2.  Notwithstanding any provision of law or regulation to the contrary, a nurse practitioner licensed by the Boards of Nursing and Medicine in the category of certified nurse midwife may participate in an approved pilot without the requirement for physician supervision.  Such participating certified nurse midwives who hold a license for prescriptive authority may prescribe Schedules III through VI controlled substances without the requirement for either medical direction or a written agreement between the licensed nurse practitioner and a licensed physician.  Participating certified nurse midwives shall provide prenatal and delivery services only to women with low risk pregnancies who consent to enroll in, and receive care, under the pilot program protocols.  Participating perinatal centers shall provide administrative oversight of the respective pilots by (i) assisting in the development of appropriate clinical care protocols and clinical collaboration consistent with evidence based-practice and based on national standards that describe criteria for risk assessment, referral, and back-up, (ii) documenting the methods to measure and evaluate the quality and safety of care for women enrolled in the pilot, (iii) accepting transfers when necessary, and (iv) providing clinical consultation when requested.  Pilot sites that elect to include birthing centers as part of the system of care must be in close proximity to a health care facility equipped to perform emergency surgery, if needed.  Certified nurse midwives participating in a pilot program shall maintain adequate professional liability insurance as determined by the Bureau of Insurance.  Certified nurse midwives who do not participate in approved pilot programs shall not be eligible to practice without physician supervision or other requirements associated with prescriptive authority.

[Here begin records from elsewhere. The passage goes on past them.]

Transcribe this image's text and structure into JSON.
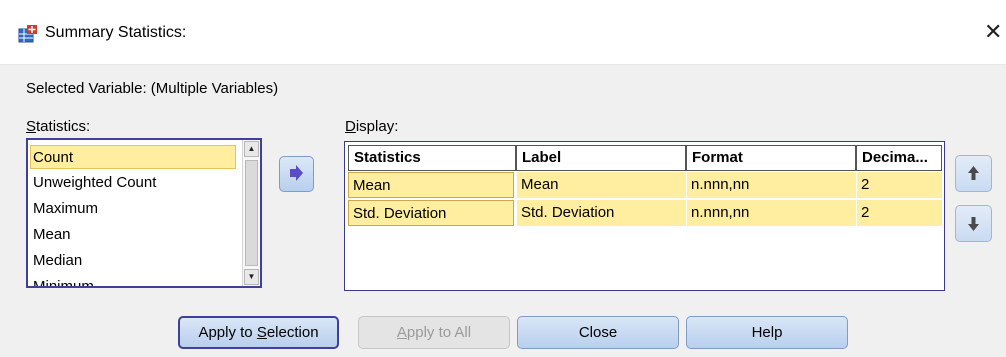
{
  "window": {
    "title": "Summary Statistics:",
    "close_glyph": "✕"
  },
  "selected_variable": "Selected Variable: (Multiple Variables)",
  "statistics": {
    "label_underlined": "S",
    "label_rest": "tatistics:",
    "items": [
      "Count",
      "Unweighted Count",
      "Maximum",
      "Mean",
      "Median",
      "Minimum"
    ],
    "selected_index": 0
  },
  "display": {
    "label_underlined": "D",
    "label_rest": "isplay:",
    "columns": [
      "Statistics",
      "Label",
      "Format",
      "Decima..."
    ],
    "rows": [
      [
        "Mean",
        "Mean",
        "n.nnn,nn",
        "2"
      ],
      [
        "Std. Deviation",
        "Std. Deviation",
        "n.nnn,nn",
        "2"
      ]
    ]
  },
  "buttons": {
    "apply_selection_pre": "Apply to ",
    "apply_selection_u": "S",
    "apply_selection_post": "election",
    "apply_all_u": "A",
    "apply_all_rest": "pply to All",
    "close": "Close",
    "help": "Help"
  },
  "icons": {
    "app": "spss-table-icon",
    "move": "arrow-right-icon",
    "up": "arrow-up-icon",
    "down": "arrow-down-icon"
  },
  "colors": {
    "selection_fill": "#ffeda0",
    "button_blue": "#b9cfee",
    "focus_border": "#3f3f9c"
  }
}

3.  Not later than October 1, 2005, VDH shall convene stake holders, including but not limited to certified nurse midwives, obstetricians, and family practitioners to define protocols to be used in the pilots.  VDH shall report to the Governor and Secretary of Health and Human Resources and the chairmen of the Health Welfare and Institutions and Education and Health Committees on the progress toward implementing the pilot not later than December 15, 2005.  The Department of Health Professions, the Department of Medical Assistance Services, and the Bureau of Insurance shall provide assistance to the Department of Health in implementing, monitoring, and evaluating pilot programs under this item. "


Explanation
(This amendment authorizes the State Board of Health to approve pilot projects that improve access to prenatal, obstetrical, and pediatric services and provides one-time funding to assist in implementing the pilots. Notwithstanding any provision of law or regulation to the contrary, a nurse practitioner licensed by the Boards of Nursing and Medicine in the category of certified nurse midwife who participates in the pilot and agrees to established protocols, will be permitted to provide prenatal and delivery services to women enrolled in the pilot without the requirement for physician supervision and without requiring a written agreement with a physician or medical review to prescribing drugs in Schedules III-VI. Additional general funds are provided in the second year for the pilot programs.)